Pasaron un par de días más y Levi seguía su rutina para la hora del almuerzo, sólo que esta vez la chica ya estaba ahí, aparentemente leyendo un mensaje de texto a un costado del auto de Levi. En cuanto escuchó sus pisadas ella volteó y el puso una leve sonrisa en su rostro.
-Hola... Siempre te veo por aquí a esta hora ¿alguna preferencia particular por el estacionamiento? –ella hizo conversación
-Eh...no, es sólo que no me gusta comer en el comedor. Es... Incómodo –el explicó, convencido de que sus razones no eran para nada lógicas.
-Te entiendo. Tampoco me agrada mucho, sólo de vez en cuando ¿Te importa si te acompaño?
-No, para adda... Me llamó Levi.
-Petra, mucho gusto. ¿Y… en qué departamento trabajas?
-Desarrollo de software… soy el supervisor.
-¡Oh! Ya te recuerdo… -exclamó con una sonrisa- yo trabajo para nóminas y el otro día me encontré con tu recibo. Por cierto, felicidades por ese bono.
-…Gracias…
-Disculpa, eso quizás sonó un poco extraño… es que tengo buena memoria para los números y… -trató de explicar y esconder su vergüenza tras el comentario.
-Descuida, no es más extraño que venir a almorzar adentro de tu coche porque te rehúsas a hacerlo en el comedor…. –el intentó bromear y ambos rieron un poco.
Desde entonces ellos almuerzan juntos. Dos días a la semana ella lleva la comida y otros dos él se encarga de cocinar. Los viernes comen algo ligero y cenan pizza en un lugar no muy concurrido que está en un punto intermedio entre sus casas…no pasará mucho tiempo antes de que algo más suceda entre los dos
¡Hola a todos! ¿Cómo están?
Esta es la actualización de la semana. Se me ocurrió durante una de mis horas de lunch. La verdad es que me reflejé demasiado… siempre me voy a comer al coche… no me gusta mucho ir al comedor de la empresa… pero mi propósito es hacerlo al menos tres veces a la semana para convivir con mis compañeros, aunque prefiero mil veces quedarme en el coche leyendo, escuchando música y pensando… pero así soy yo. ¿Ustedes qué opinan?
Koisshi Saotome: sí…. Si me asustaste…. T_T como eres…. Jajajajaja. ¡No puedo creer la broma que te hicieron! Eso si es pasarse de lanza… no, yo no hago bromas pesadas, sólo hago chistes malos ajaja que bonito se siente saber que tengo fans!
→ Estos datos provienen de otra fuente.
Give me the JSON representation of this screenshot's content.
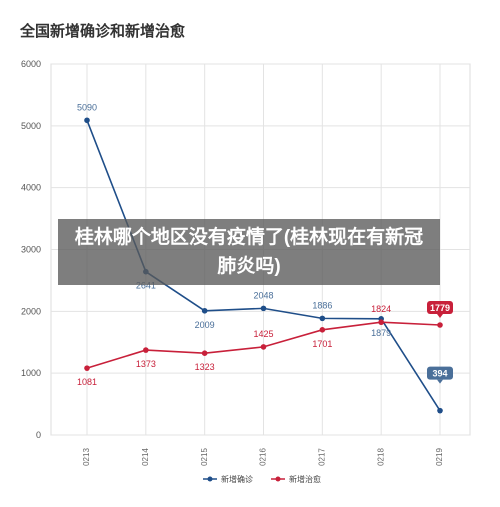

AR: oh, la universidad. Es pesada, pero qué no daría yo por volver… al menos no tenía que pagar la luz, el gas, el teléfono, la gasolina…. Oh rayos. Cuándo sales de vacaciones? Lo importante es que tenemos salud ajajaja. Un abrazo, ya te extrañaba .
Eliza20: ¡muchas gracias! A veces se me ocurren las situaciones que escribo durante mis divagues del día o pensando en escenarios diferentes. El "¿qué pasaría…?" siempre está en mi cabeza y hay ocasiones donde salen cosas inesperadas. ¡También me gusta mucho como escribes! Ese fic de la reencarnación.. pufff! Esos temas me fascinan. ¡Saludos!